Can subjects named in an investigation order seek pre-hearing disclosure as well as a stay to prevent the Executive Director from reviewing materials seized under a search order?  In an unusual case, the Commission ordered the Executive Director to disclose certain documents relied upon in obtaining an investigation order and a business search order.  The Commission also ordered that the Executive Director be prohibited from reviewing materials seized following a search order pending further applications. 

Background

The applicants were all named as subjects in an investigation order relating to the trading of one company.  In conjunction with that order, the Commission issued a non-disclosure order under s. 148(1) of the Securities Act.  Ten days later, the Commission issued a search order and staff of the Executive Director searched the business premises of the subjects and removed various documents and records, as well as the cell phone of one of the applicants.

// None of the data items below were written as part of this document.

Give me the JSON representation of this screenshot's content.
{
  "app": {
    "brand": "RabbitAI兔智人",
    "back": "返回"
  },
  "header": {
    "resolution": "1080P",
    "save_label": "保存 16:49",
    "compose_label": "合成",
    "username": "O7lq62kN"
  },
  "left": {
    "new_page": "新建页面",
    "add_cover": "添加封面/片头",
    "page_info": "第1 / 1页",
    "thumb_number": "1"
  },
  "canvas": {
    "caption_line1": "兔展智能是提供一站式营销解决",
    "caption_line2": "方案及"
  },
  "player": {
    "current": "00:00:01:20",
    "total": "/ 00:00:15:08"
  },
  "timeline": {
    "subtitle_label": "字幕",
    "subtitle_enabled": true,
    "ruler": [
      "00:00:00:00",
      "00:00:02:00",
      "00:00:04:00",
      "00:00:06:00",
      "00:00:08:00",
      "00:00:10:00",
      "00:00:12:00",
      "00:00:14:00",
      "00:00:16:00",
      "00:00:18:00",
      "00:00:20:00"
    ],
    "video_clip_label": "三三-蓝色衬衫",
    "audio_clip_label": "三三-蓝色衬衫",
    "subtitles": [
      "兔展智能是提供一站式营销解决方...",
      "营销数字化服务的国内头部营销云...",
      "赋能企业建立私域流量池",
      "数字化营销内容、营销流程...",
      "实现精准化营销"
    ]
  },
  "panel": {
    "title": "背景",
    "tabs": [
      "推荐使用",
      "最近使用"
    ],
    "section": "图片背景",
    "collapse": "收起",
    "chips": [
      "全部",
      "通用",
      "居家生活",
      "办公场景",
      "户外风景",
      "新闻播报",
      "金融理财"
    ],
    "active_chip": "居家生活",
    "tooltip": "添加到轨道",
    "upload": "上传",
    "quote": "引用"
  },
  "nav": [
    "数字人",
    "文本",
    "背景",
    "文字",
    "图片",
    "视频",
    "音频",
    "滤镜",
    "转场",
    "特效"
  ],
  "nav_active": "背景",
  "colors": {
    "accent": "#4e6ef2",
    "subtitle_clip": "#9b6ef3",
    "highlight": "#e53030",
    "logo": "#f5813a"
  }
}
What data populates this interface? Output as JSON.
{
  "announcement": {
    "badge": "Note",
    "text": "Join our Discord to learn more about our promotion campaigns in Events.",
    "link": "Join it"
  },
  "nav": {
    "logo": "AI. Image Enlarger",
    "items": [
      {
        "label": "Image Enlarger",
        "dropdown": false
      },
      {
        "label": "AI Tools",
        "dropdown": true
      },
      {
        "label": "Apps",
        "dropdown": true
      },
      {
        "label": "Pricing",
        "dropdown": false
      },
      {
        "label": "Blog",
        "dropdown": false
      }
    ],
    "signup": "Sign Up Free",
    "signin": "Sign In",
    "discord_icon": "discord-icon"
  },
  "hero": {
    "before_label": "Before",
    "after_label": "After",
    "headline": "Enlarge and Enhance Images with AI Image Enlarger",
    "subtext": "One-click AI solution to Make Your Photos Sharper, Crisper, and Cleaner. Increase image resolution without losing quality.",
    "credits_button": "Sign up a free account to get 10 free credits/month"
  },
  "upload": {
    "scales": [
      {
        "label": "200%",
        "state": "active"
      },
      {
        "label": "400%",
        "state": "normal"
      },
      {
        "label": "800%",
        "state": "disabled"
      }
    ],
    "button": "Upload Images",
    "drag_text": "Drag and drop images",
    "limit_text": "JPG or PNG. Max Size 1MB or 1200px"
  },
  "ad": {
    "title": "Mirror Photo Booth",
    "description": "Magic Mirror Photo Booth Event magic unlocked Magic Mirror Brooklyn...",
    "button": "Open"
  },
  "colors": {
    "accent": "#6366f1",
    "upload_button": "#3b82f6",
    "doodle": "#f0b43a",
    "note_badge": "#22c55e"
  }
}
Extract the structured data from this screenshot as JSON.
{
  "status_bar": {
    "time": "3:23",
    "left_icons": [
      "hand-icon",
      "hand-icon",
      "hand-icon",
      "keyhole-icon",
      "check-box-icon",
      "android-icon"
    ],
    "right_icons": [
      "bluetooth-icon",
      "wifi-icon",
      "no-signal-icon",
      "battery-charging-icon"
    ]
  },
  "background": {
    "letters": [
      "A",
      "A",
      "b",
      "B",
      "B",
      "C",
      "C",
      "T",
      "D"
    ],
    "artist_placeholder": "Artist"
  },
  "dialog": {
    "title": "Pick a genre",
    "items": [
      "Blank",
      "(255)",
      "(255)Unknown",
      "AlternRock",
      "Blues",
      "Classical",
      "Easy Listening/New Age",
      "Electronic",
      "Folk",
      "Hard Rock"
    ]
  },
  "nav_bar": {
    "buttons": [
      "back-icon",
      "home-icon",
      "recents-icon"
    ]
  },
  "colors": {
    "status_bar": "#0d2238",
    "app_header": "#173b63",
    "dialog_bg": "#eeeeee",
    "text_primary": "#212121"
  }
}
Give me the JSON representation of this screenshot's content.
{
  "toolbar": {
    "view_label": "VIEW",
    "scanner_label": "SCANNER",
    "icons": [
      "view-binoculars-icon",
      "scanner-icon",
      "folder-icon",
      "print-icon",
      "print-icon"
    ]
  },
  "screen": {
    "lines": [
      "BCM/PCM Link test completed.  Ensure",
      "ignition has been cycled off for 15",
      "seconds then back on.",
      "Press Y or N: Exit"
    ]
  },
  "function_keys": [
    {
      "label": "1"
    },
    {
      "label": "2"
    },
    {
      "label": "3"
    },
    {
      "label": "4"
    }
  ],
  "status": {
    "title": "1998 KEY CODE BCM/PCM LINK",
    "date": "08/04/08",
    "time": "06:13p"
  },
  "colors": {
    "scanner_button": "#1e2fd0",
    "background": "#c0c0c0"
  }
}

All of the applicants brought various disclosure applications relating to the issuance of the original and amended investigation orders as well as the search order.  One of the applicants brought an application for form of stay to prohibit Commission staff from reviewing materials obtained under the search order. 

Commission orders pre-hearing disclosure

The Commission ordered disclosure of all materials and evidence relating to the issuance of the investigation and search orders.  While the Commission noted that disclosure obligations without a notice of hearing are not triggered, it had the authority to require disclosure in the circumstances of this case

The orders used by the Executive Director to further its investigation were broad in scope and used a significant power (i.e. search order).  The Commission found that procedural fairness required disclosure in those circumstances in order to fully advance their applications that the investigation and/or search orders were done in violation of their Charter rights.  The impact of such disclosure would not be significant on the Executive Director’s investigation. 

Commission issues stay

The Commission held that it had authority to issue a stay pursuant to s. 171 of the Act and found that it would be a “form of variance” of the investigation and search orders.  The stay would be, in effect, a restriction on the application of those orders (i.e. restricting staff from reviewing materials obtained under that order).

The Commission held there could be irreparable harm on the basis of the “intrusive nature of the search”, the nature of the materials seized (the cell phone contained personal information) and “the fact that the intrusion is ongoing (the cell phone remained in the possession of the Executive Director).  If either order was held to be invalid, the applicant would suffer irreparable harm.

The Commission found that the balance of convenience favoured the stay as it would be limited in nature and not inhibit the Executive Director’s investigation powers in this or future cases to protect the public.